Sept éditeurs de presse indépendants cofondent une nouvelle coopérative
Dans les discussions musclées actuellement en cours entre les éditeurs de la presse magazine et ceux de la presse quotidienne* quant à l’avenir suspendu de Presstalis, ceux que l’on appelle un peu vite les « petits éditeurs » ont plus que jamais la sensation de n’être ni entendus, ni pris en compte. Depuis plusieurs semaines maintenant, leurs colères montent, grondent et, finalement, explosent. Sept d’entre eux, SoPress (SoFoot, Society, SoFilm…), Unique Héritage Media (les magazines Disney, Fleurus…), Royalement Votre Éditions (Point de vue), Hildegarde (Première, Studio, Le Film français, Causette…), Les cahiers du cinéma, Panini France et Jibena (magazines de jeux), ont décidé de prendre le taureau par les cornes avec la création de rien de moins qu’une nouvelle coopérative de presse. Ensemble, comme la nouvelle loi Bichet l’autorise désormais, ils sont ainsi actuellement en train de constituer la société qui existera juridiquement « d’ici quelques jours » a-t-on confié à CB News.
Baptisée la Coopérative des Éditeurs Libres et INdépendants (CELIN), la nouvelle entité prend ainsi acte que ses cofondateurs tous à égalité au sein du capital sont « confrontés depuis la cessation de paiement de Presstalis à un impératif commun, restaurer la trésorerie de nos entreprises, protéger nos emplois, assurer notre indépendance de distribution et notre avenir, brutalement mis en péril’, expliquent-ils dans un communiqué commun. Depuis fin 2019, rappellent-ils, l’Autorité de régulation de la distribution de la presse (ARCEP) a gelé la possibilité pour un éditeur de passer d’une messagerie à une autre, de Presstalis aux MLP en clair, afin de préserver la première. Avec la déclaration de cessation de paiement récente de Presstalis, le report de l'ouverture de la procédure judiciaire « se fait au détriment des éditeurs indépendants et des marchands, qui n'ont plus la trésorerie », assènent-ils. « L'interdiction de ces transferts, dès lors, contraint les éditeurs indépendants que nous sommes à financer Presstalis de nos créances au prix de la pérennité de nos entreprises ». Avec la nouvelle CELIN, ses cofondateurs entendent « reprendre leur liberté ». « Nous ne croyons plus en la capacité de Presstalis à assumer et payer nos créances », a déclaré à l'AFP Emmanuel Mounier, président d'Unique Heritage Media. « C'est une question de confiance. L'avenir de Presstalis n'est plus notre affaire ».
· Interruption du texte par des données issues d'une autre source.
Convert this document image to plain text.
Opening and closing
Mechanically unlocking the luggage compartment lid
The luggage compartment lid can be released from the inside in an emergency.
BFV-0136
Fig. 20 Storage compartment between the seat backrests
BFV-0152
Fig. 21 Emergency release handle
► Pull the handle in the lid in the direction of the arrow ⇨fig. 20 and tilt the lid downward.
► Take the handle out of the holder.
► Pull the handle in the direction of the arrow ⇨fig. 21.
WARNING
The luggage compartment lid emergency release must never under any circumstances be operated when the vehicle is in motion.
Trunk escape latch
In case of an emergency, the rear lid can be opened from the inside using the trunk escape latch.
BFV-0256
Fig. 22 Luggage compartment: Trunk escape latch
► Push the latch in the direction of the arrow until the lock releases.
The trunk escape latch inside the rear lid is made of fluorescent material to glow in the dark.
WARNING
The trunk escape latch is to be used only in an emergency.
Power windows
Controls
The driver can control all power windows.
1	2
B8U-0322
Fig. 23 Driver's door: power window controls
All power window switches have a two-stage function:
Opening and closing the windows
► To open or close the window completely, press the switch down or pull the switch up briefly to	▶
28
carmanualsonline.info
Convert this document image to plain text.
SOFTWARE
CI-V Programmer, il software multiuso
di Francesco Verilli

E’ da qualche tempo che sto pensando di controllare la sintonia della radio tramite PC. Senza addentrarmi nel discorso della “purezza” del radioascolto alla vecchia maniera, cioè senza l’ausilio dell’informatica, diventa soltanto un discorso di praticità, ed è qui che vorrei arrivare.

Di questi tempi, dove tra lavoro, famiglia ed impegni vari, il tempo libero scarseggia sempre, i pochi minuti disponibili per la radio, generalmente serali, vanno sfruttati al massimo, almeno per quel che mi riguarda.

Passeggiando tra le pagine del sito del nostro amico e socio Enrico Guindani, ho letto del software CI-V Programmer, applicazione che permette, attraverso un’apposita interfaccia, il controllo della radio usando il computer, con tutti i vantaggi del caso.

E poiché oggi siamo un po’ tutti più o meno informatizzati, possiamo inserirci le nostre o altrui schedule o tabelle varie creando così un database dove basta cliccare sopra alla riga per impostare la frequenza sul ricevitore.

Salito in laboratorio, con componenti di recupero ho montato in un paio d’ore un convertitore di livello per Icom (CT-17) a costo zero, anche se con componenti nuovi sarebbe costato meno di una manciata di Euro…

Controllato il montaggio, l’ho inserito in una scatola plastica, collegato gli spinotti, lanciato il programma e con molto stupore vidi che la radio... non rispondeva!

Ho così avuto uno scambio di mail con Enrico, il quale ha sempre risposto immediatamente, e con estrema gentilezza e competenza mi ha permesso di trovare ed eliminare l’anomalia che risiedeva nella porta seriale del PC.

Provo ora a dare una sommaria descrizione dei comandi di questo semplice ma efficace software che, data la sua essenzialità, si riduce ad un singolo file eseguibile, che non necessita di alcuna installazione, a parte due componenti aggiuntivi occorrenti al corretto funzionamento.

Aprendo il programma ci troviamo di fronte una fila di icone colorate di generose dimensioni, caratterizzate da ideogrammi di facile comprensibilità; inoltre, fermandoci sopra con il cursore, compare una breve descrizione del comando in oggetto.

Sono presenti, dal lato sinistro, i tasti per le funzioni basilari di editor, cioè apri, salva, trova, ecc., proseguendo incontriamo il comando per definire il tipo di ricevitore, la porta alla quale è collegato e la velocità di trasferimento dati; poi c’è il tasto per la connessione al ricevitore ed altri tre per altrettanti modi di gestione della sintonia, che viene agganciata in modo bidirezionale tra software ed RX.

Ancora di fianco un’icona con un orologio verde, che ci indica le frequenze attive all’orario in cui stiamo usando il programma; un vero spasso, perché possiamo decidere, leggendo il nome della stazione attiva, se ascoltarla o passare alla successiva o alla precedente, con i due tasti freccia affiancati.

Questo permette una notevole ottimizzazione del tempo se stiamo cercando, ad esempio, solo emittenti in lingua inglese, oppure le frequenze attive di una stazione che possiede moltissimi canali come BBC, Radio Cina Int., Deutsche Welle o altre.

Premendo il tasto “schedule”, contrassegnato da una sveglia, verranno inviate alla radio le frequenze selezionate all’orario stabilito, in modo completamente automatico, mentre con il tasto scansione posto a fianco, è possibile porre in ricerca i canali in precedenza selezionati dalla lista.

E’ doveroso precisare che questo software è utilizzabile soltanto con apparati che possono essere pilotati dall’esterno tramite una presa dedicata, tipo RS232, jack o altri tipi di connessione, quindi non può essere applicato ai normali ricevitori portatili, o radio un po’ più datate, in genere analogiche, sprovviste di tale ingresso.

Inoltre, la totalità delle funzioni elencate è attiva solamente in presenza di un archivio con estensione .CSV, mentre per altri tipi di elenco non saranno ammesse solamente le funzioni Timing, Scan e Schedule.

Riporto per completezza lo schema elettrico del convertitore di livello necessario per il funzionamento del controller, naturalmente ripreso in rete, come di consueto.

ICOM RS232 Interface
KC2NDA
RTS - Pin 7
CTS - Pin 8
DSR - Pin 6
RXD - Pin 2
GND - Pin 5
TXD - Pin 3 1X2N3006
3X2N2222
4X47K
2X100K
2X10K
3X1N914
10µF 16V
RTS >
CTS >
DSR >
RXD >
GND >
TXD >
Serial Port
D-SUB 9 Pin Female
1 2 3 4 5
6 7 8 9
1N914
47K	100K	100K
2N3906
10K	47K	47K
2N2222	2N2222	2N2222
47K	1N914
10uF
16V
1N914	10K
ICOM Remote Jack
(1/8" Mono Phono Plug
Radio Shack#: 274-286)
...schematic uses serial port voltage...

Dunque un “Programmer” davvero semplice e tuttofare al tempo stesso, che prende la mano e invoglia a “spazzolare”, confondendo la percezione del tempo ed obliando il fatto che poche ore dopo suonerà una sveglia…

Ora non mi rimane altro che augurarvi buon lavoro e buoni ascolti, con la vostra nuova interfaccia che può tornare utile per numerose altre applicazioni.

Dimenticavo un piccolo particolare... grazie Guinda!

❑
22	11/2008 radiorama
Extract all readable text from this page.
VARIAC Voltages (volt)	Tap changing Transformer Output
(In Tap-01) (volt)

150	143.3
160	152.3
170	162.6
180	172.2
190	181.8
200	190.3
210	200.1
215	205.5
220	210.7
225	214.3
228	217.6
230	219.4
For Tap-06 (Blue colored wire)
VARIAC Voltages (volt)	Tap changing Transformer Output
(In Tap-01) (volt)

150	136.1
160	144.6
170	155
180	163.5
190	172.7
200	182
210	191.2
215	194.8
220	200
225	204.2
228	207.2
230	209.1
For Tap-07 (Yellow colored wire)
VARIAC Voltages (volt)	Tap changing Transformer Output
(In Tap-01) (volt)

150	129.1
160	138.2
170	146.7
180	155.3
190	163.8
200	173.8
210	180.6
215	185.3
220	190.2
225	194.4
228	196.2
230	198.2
Des négociations à venir avec Presstalis
Mais dans les faits ? La CELIN ambitionne d’à la fois garantir à ses « coopérateurs » une « pleine autonomie de choix dans leur système de distribution » mais aussi de leur obtenir « une juste compensation et contribution au regard des pertes passées, de la disparition annoncée des sommes d'argent issues du chiffre d'affaires réalisé par les titres et les exemplaires confiés à Presstalis ». Le CELIN veut également assurer à ses adhérents « sur le long terme un coût de distribution adapté à leurs formes et fréquences de publication, au plus juste et compétitif ».
Pour l’heure, la future activité de la CELIN est suspendue aux transferts des titres de ses 7 éditeurs depuis Presstalis, aujourd’hui leur distributeur exclusif. Des négociations vont débuter dans les jours qui viennent, nous a encore-t-on précisé. Sur l’organigramme à venir, une structure « très légère » est prévue alors que pour le moment son président n’a pas été désigné. La CELIN ne ferme en outre par la porte à d’autres éditeurs, que ce soit au sein de son capital ou pour une « simple » distribution. Quoi qu’il en soit, l’ARCEP a bien été informée de la création de la nouvelle coopérative, nous assure-t-on.
*: La coopérative des quotidiens souhaite voir à terme une coopérative unique, mais sans liquider Presstalis. La coopérative des magazines envisage de son côté un rapprochement immédiat de Presstalis avec son concurrent unique, les MLP, et considère que les quotidiens doivent assumer seuls le coût de leur diffusion. Le 16 avril, la conciliatrice Hélène Bourbouloux a proposé en outre que l'Etat finance une moitié des pertes liées au dépôt de bilan, évaluées autour de 120 millions d'euros, et en prête l'autre moitié aux éditeurs, en échange de leur investissement dans le futur système de distribution.